C. ALEZRAH (C.H de THUIR)

ll y aura encore des psychiatres dans 20 ans, sans doute beaucoup moins qu'actuellement compte tenu de l'évolution de la démographie médicale, mais la psychiatrie existera -t-elle encore comme spécialité à part entière ? Depuis les origines, incertaine, récupérée, accusée mais également écartelée, fragilisée de ses propres contradictions, de la difficile place à trouver entre sciences humaines et médicales, entre biologie, psychologie et sociologie, elle tente de définir son objet, sa place au sein de la médecine et plus largement dans la société. Pour Henri EY, dans un de ses derniers ouvrages (1) : " la psychiatrie et les psychiatres ne font pas seulement peur : leur savoir n'inspire que peu de confiance en général. Et cela pour la bonne raison que son objet et qui est sa raison d'être, la notion de maladie mentale, demeure obscure et faute d'élucidation suffisante, constamment controversée ". Une grande partie de son oeuvre s'attache à définir le champ de la psychiatrie, à en fixer les limites par crainte d'une dissolution ou d'un éclatement comme la grenouille de la fable...  " Quand tournant le dos au concept de maladie mentale trop rigoureusement délimité dans un espace et dans la solidité de ses contours, le discours psychiatrique en fluidifie et en évapore le sens; il dissout l'objet même de la psychiatrie en le confondant avec n'importe quoi...... "

R. M. PALEM rappelle dans un ouvrage récent (2) l'engagement d'Henri EY à travers la notion présentée au congrès de l'Association Mondiale de la Psychiatrie à Mexico en 1971 sur " le caractère essentiellement médical et l'usage exclusivement thérapeutique de l'action et des institutions psychiatriques ".
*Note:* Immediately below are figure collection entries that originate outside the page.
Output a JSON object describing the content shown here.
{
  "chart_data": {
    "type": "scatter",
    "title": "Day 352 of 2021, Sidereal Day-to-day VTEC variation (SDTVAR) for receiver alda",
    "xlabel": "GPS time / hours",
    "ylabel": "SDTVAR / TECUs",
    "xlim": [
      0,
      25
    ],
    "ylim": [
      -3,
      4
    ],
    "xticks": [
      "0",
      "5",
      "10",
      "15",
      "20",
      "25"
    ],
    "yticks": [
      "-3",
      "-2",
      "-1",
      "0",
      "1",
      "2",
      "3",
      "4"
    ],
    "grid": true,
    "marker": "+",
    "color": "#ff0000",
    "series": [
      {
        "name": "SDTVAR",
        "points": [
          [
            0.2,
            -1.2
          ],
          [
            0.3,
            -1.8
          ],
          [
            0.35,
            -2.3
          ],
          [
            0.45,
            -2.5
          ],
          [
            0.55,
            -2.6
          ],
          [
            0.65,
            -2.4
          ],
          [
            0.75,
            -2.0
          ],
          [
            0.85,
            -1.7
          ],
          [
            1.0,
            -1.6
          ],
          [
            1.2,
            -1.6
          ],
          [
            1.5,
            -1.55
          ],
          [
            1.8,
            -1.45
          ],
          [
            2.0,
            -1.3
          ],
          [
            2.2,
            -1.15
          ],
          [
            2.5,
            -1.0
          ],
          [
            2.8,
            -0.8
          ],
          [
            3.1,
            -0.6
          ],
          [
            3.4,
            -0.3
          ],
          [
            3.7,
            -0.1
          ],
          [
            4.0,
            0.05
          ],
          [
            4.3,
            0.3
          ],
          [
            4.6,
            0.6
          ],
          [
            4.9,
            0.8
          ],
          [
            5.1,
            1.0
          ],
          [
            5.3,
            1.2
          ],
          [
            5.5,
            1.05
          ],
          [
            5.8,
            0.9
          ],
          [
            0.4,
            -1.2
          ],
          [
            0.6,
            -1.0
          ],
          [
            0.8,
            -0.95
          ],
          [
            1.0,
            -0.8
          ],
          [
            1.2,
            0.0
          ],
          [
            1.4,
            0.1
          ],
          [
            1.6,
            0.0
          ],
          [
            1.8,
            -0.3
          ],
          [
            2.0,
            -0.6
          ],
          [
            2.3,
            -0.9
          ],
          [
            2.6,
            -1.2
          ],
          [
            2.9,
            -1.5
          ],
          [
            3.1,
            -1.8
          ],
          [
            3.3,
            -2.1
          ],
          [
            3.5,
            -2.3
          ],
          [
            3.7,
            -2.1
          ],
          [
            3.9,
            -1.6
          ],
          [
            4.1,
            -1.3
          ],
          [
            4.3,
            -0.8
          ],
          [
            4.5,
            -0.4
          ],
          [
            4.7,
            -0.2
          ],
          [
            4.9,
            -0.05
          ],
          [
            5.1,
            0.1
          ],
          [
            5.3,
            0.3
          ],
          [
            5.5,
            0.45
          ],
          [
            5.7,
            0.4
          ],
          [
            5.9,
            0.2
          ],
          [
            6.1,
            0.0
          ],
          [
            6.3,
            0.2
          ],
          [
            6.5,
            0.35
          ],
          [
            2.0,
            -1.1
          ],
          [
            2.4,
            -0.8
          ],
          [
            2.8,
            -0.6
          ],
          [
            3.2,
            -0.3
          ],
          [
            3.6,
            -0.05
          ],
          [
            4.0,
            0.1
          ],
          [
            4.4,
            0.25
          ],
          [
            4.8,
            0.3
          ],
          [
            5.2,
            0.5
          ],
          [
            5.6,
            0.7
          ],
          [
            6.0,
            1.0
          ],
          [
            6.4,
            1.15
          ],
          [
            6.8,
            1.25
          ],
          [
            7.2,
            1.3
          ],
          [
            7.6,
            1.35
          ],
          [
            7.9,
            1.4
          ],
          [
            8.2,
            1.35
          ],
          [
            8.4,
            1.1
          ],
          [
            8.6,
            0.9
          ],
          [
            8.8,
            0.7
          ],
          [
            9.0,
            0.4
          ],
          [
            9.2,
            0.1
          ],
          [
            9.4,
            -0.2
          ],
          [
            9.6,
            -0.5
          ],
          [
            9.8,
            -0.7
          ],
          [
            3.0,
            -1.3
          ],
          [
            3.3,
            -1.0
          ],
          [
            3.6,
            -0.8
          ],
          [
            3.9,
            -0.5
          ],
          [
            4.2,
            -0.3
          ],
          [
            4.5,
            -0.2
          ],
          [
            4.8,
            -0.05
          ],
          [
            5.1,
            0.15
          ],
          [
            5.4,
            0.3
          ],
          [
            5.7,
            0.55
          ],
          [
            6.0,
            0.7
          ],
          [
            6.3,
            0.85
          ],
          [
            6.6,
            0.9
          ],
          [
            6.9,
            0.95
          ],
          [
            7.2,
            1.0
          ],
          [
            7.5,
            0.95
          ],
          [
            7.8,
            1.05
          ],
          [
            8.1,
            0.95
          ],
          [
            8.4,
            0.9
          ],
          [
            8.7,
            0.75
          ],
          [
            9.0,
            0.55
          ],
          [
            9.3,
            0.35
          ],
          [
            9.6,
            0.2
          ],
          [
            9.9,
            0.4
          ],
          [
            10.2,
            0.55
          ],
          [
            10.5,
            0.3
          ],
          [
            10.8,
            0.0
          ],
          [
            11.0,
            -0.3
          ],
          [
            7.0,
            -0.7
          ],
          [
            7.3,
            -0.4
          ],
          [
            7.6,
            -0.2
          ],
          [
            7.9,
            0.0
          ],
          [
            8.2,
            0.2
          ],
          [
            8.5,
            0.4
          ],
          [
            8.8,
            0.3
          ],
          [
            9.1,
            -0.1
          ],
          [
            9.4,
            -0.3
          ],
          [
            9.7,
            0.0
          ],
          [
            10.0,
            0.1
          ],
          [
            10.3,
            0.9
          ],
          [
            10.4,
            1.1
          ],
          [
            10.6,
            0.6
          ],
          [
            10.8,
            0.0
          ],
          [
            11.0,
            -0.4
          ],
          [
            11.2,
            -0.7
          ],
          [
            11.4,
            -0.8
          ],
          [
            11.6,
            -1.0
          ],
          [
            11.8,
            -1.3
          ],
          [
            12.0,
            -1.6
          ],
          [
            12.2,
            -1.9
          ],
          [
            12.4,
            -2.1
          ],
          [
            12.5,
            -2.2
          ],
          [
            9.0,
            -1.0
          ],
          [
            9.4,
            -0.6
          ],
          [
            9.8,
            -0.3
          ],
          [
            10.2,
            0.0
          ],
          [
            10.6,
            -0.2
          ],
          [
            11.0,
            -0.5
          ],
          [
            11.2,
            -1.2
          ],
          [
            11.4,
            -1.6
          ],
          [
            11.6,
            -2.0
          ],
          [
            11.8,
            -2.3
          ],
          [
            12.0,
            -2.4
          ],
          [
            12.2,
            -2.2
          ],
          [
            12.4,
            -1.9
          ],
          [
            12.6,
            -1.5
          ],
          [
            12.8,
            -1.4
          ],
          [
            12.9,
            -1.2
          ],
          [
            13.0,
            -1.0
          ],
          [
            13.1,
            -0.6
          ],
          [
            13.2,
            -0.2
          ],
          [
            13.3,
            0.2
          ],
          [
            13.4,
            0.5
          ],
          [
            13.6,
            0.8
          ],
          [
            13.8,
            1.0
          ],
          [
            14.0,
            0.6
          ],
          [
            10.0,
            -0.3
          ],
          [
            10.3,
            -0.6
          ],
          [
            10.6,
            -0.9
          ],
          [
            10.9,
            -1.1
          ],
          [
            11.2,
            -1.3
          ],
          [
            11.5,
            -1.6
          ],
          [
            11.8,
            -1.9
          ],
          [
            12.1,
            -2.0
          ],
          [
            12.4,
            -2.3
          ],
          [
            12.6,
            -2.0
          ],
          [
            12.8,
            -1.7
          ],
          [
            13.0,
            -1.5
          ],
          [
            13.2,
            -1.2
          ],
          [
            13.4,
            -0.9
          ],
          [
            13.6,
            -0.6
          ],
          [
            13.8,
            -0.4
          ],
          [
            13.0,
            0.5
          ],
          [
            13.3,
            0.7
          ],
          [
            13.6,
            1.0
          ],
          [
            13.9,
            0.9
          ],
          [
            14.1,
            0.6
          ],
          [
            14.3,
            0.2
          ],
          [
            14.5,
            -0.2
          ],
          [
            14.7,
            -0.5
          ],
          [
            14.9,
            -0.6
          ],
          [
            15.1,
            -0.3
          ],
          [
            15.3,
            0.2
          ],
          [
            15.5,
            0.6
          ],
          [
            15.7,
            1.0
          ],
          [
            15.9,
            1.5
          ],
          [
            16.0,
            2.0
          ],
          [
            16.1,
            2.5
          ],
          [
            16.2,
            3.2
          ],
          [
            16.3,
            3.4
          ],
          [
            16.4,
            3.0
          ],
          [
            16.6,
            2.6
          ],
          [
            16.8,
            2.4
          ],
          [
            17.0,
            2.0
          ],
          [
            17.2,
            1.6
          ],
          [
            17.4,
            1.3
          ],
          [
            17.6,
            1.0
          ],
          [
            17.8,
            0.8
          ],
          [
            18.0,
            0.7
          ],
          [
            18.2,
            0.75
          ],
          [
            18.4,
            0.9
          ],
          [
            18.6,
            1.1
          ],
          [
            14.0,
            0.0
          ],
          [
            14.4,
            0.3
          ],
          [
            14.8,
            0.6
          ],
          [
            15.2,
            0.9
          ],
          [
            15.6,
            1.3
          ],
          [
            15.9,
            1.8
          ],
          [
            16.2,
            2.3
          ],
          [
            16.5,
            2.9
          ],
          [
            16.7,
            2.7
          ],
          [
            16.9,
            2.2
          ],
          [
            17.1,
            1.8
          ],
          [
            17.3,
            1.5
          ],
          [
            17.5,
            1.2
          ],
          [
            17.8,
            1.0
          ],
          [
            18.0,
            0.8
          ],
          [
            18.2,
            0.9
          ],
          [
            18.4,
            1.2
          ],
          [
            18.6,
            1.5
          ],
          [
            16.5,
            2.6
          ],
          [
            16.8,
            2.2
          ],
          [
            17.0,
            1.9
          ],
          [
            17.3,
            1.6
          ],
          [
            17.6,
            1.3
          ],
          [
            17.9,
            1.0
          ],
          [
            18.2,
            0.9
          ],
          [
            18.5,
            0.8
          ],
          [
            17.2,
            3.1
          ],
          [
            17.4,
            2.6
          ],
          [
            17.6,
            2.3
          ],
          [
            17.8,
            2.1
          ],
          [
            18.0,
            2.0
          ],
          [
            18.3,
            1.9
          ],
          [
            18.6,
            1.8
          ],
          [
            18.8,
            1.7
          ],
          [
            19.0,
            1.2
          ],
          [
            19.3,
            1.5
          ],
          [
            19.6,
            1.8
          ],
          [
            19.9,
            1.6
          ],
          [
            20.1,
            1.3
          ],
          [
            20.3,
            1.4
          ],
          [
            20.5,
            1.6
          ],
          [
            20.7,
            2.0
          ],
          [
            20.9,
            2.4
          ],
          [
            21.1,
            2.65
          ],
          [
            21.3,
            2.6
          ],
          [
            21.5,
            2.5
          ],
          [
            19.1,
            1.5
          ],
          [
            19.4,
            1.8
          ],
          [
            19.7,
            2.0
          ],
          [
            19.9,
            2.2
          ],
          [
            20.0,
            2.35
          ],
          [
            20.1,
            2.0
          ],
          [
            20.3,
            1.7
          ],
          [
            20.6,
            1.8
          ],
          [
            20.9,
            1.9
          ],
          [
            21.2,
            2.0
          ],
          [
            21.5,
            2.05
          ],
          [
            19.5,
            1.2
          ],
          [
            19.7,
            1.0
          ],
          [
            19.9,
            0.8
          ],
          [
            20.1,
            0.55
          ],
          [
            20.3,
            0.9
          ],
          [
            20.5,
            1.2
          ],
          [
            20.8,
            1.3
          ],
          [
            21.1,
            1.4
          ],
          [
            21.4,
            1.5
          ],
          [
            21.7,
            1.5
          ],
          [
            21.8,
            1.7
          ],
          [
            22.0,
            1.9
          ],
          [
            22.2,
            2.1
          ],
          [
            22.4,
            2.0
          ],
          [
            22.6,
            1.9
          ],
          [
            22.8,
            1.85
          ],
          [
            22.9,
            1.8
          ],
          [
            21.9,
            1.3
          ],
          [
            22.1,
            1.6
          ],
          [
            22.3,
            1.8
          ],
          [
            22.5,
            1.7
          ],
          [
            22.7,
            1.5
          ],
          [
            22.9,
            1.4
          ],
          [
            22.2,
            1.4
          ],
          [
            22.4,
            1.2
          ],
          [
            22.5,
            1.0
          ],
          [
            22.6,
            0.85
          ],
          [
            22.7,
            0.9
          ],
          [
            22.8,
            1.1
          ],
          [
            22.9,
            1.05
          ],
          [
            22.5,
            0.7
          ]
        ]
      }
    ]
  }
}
Mais les progrès scientifiques en pharmacologie, en génétique, en neurophysiologie, comme une meilleure compréhension de l'appareil psychique, reposent les éternelles questions. Les entités nosographiques explosent, s'interpénètrent, se recomposent, et pas seulement sous l'influence du D.S.M. On évoque des facteurs héréditaires communs de prédisposition à la PMD et la schizophrénie. (Ce qui n'est pas sans rappeler le concept de Monopsychose de ZELLER-NEUMANN et GRIESINGER au début du 19 siècle (1)). Les cliniciens sont frappés par la multiplication de formes hybrides, tronquées, que l'efficacité et la précocité des traitements mis en oeuvre ne peuvent expliquer qu'en partie. Nous nous sommes posé la question dans le service, d'une éventuelle modification, au fil du temps, de la répartition par diagnostic des patients ayant recours à une hospitalisation temps plein. Pour cela nous nous avons comparé la population hospitalisée en 1988 et 1998 en regroupant les grandes catégories de la CIM 1O.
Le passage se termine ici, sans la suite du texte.